Beside barriers to entry, a good reputation with regards to product quality allow a company to charge higher prices of between 10 percent to 20 percent more for standard products (Shapiro 1983; Bramley & Kirsten 2007). In addition to quality and pricing, there were indications that consumers are increasingly taking social and environmental performance into their purchasing decision process (Creyer & Ross 1997; Ellen, Mohr & Webb 2000; Sen & Bhattacharya 2001). According to Brown and Dacin (1997, p. 80), "negative CSR associations have a demonstrably detrimental effect on product evaluation, while positive CSR associations have a fairly positive influence on product evaluation. Good reputation will also attract talented employees when there is little differences in salary and benefit packages, potential employees will seek out other motivating features such as company's CSR policy (McAdam & Leonard 2003; Shelton 1999).
CSR and Branding
The relationship between CSR and branding has a intertwine relationship with firm's reputation. As mentioned earlier a positive reputation allows positive brand image associations. With increase financial affluence, customers have greater mobility to move on to a competitor if a brand image had been tarnished by poor social actions.
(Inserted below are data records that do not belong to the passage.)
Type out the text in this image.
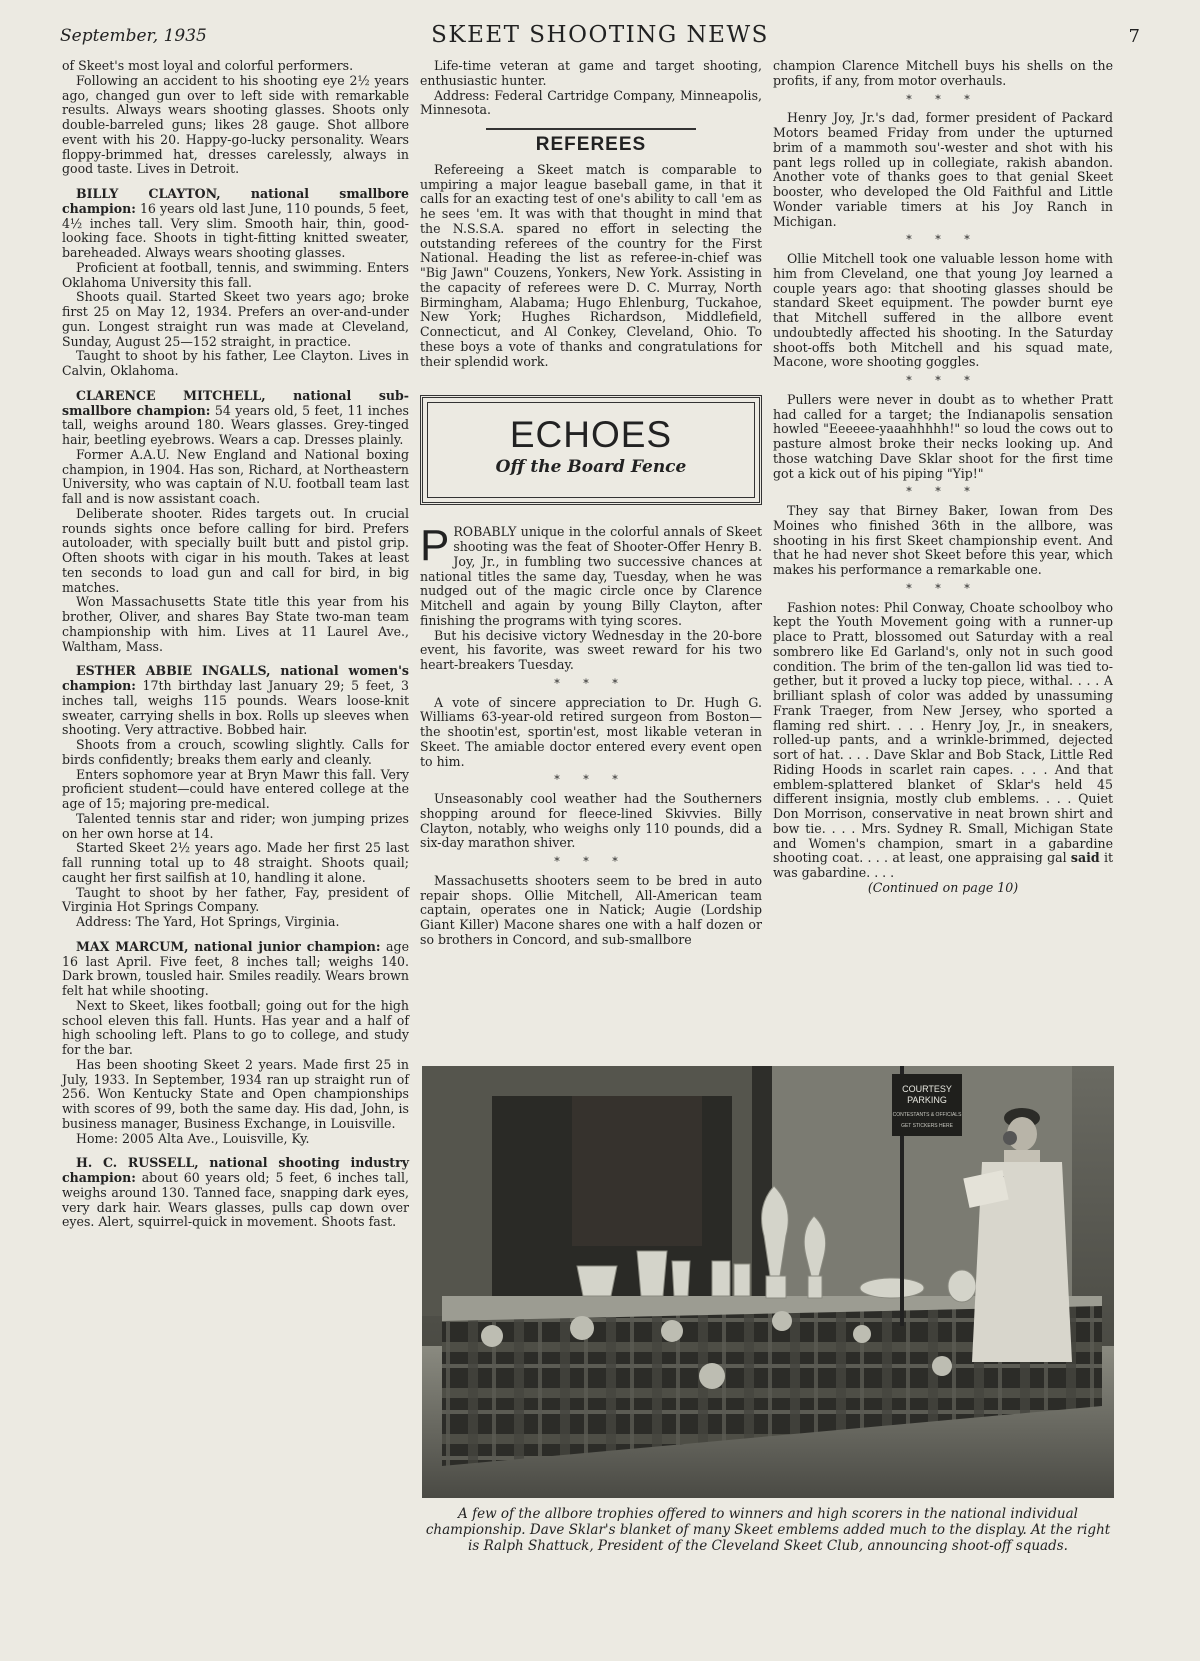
September, 1935	SKEET SHOOTING NEWS	7

of Skeet's most loyal and colorful performers.

Following an accident to his shooting eye 2½ years ago, changed gun over to left side with remarkable results. Always wears shooting glasses. Shoots only double-barreled guns; likes 28 gauge. Shot allbore event with his 20. Happy-go-lucky personality. Wears floppy-brimmed hat, dresses carelessly, always in good taste. Lives in Detroit.

BILLY CLAYTON, national smallbore champion: 16 years old last June, 110 pounds, 5 feet, 4½ inches tall. Very slim. Smooth hair, thin, good-looking face. Shoots in tight-fitting knitted sweater, bareheaded. Always wears shooting glasses.

Proficient at football, tennis, and swimming. Enters Oklahoma University this fall.

Shoots quail. Started Skeet two years ago; broke first 25 on May 12, 1934. Prefers an over-and-under gun. Longest straight run was made at Cleveland, Sunday, August 25—152 straight, in practice.

Taught to shoot by his father, Lee Clayton. Lives in Calvin, Oklahoma.

CLARENCE MITCHELL, national sub-smallbore champion: 54 years old, 5 feet, 11 inches tall, weighs around 180. Wears glasses. Grey-tinged hair, beetling eyebrows. Wears a cap. Dresses plainly.

Former A.A.U. New England and National boxing champion, in 1904. Has son, Richard, at Northeastern University, who was captain of N.U. football team last fall and is now assistant coach.

Deliberate shooter. Rides targets out. In crucial rounds sights once before calling for bird. Prefers autoloader, with specially built butt and pistol grip. Often shoots with cigar in his mouth. Takes at least ten seconds to load gun and call for bird, in big matches.

Won Massachusetts State title this year from his brother, Oliver, and shares Bay State two-man team championship with him. Lives at 11 Laurel Ave., Waltham, Mass.

ESTHER ABBIE INGALLS, national women's champion: 17th birthday last January 29; 5 feet, 3 inches tall, weighs 115 pounds. Wears loose-knit sweater, carrying shells in box. Rolls up sleeves when shooting. Very attractive. Bobbed hair.

Shoots from a crouch, scowling slightly. Calls for birds confidently; breaks them early and cleanly.

Enters sophomore year at Bryn Mawr this fall. Very proficient student—could have entered college at the age of 15; majoring pre-medical.

Talented tennis star and rider; won jumping prizes on her own horse at 14.

Started Skeet 2½ years ago. Made her first 25 last fall running total up to 48 straight. Shoots quail; caught her first sailfish at 10, handling it alone.

Taught to shoot by her father, Fay, president of Virginia Hot Springs Company.

Address: The Yard, Hot Springs, Virginia.

MAX MARCUM, national junior champion: age 16 last April. Five feet, 8 inches tall; weighs 140. Dark brown, tousled hair. Smiles readily. Wears brown felt hat while shooting.

Next to Skeet, likes football; going out for the high school eleven this fall. Hunts. Has year and a half of high schooling left. Plans to go to college, and study for the bar.

Has been shooting Skeet 2 years. Made first 25 in July, 1933. In September, 1934 ran up straight run of 256. Won Kentucky State and Open championships with scores of 99, both the same day. His dad, John, is business manager, Business Exchange, in Louisville.

Home: 2005 Alta Ave., Louisville, Ky.

H. C. RUSSELL, national shooting industry champion: about 60 years old; 5 feet, 6 inches tall, weighs around 130. Tanned face, snapping dark eyes, very dark hair. Wears glasses, pulls cap down over eyes. Alert, squirrel-quick in movement. Shoots fast.

Life-time veteran at game and target shooting, enthusiastic hunter.

Address: Federal Cartridge Company, Minneapolis, Minnesota.

REFEREES

Refereeing a Skeet match is comparable to umpiring a major league baseball game, in that it calls for an exacting test of one's ability to call 'em as he sees 'em. It was with that thought in mind that the N.S.S.A. spared no effort in selecting the outstanding referees of the country for the First National. Heading the list as referee-in-chief was "Big Jawn" Couzens, Yonkers, New York. Assisting in the capacity of referees were D. C. Murray, North Birmingham, Alabama; Hugo Ehlenburg, Tuckahoe, New York; Hughes Richardson, Middlefield, Connecticut, and Al Conkey, Cleveland, Ohio. To these boys a vote of thanks and congratulations for their splendid work.

ECHOES
Off the Board Fence

PROBABLY unique in the colorful annals of Skeet shooting was the feat of Shooter-Offer Henry B. Joy, Jr., in fumbling two successive chances at national titles the same day, Tuesday, when he was nudged out of the magic circle once by Clarence Mitchell and again by young Billy Clayton, after finishing the programs with tying scores.

But his decisive victory Wednesday in the 20-bore event, his favorite, was sweet reward for his two heart-breakers Tuesday.

* * *

A vote of sincere appreciation to Dr. Hugh G. Williams 63-year-old retired surgeon from Boston—the shootin'est, sportin'est, most likable veteran in Skeet. The amiable doctor entered every event open to him.

* * *

Unseasonably cool weather had the Southerners shopping around for fleece-lined Skivvies. Billy Clayton, notably, who weighs only 110 pounds, did a six-day marathon shiver.

* * *

Massachusetts shooters seem to be bred in auto repair shops. Ollie Mitchell, All-American team captain, operates one in Natick; Augie (Lordship Giant Killer) Macone shares one with a half dozen or so brothers in Concord, and sub-smallbore

champion Clarence Mitchell buys his shells on the profits, if any, from motor overhauls.

* * *

Henry Joy, Jr.'s dad, former president of Packard Motors beamed Friday from under the upturned brim of a mammoth sou'-wester and shot with his pant legs rolled up in collegiate, rakish abandon. Another vote of thanks goes to that genial Skeet booster, who developed the Old Faithful and Little Wonder variable timers at his Joy Ranch in Michigan.

* * *

Ollie Mitchell took one valuable lesson home with him from Cleveland, one that young Joy learned a couple years ago: that shooting glasses should be standard Skeet equipment. The powder burnt eye that Mitchell suffered in the allbore event undoubtedly affected his shooting. In the Saturday shoot-offs both Mitchell and his squad mate, Macone, wore shooting goggles.

* * *

Pullers were never in doubt as to whether Pratt had called for a target; the Indianapolis sensation howled "Eeeeee-yaaahhhhh!" so loud the cows out to pasture almost broke their necks looking up. And those watching Dave Sklar shoot for the first time got a kick out of his piping "Yip!"

* * *

They say that Birney Baker, Iowan from Des Moines who finished 36th in the allbore, was shooting in his first Skeet championship event. And that he had never shot Skeet before this year, which makes his performance a remarkable one.

* * *

Fashion notes: Phil Conway, Choate schoolboy who kept the Youth Movement going with a runner-up place to Pratt, blossomed out Saturday with a real sombrero like Ed Garland's, only not in such good condition. The brim of the ten-gallon lid was tied to-gether, but it proved a lucky top piece, withal. . . . A brilliant splash of color was added by unassuming Frank Traeger, from New Jersey, who sported a flaming red shirt. . . . Henry Joy, Jr., in sneakers, rolled-up pants, and a wrinkle-brimmed, dejected sort of hat. . . . Dave Sklar and Bob Stack, Little Red Riding Hoods in scarlet rain capes. . . . And that emblem-splattered blanket of Sklar's held 45 different insignia, mostly club emblems. . . . Quiet Don Morrison, conservative in neat brown shirt and bow tie. . . . Mrs. Sydney R. Small, Michigan State and Women's champion, smart in a gabardine shooting coat. . . . at least, one appraising gal said it was gabardine. . . .

(Continued on page 10)
COURTESY
PARKING
CONTESTANTS & OFFICIALS
GET STICKERS HERE
A few of the allbore trophies offered to winners and high scorers in the national individual championship. Dave Sklar's blanket of many Skeet emblems added much to the display. At the right is Ralph Shattuck, President of the Cleveland Skeet Club, announcing shoot-off squads.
According to a survey conducted by Corporate Edge in 1998, had indicated that 57 percent of the sample respondent would stop buying a brand that had association with child labour and 21% of the respondent will support action against unethical companies (Rogers 1998). However a study carried out by Carrigan and Attalla (2001, p. 560) had indicated that although "we are more sophisticated as consumers today, this does not necessarily translate into behaviour which favors ethical companies and punishes unethical firms". The study done by Carrigan and Attalla provided support to a earlier findings that indicated that only 20 percent of the consumer survey had actually purchased a product due to its association with good cause (Boulstridge & Carrigan 2000). Both studies had indicated that although consumers had expressed their willingness to make ethical purchases link to positive reputation and brand image but had also highlighted the fact that CSR is not a dominant decision influencer.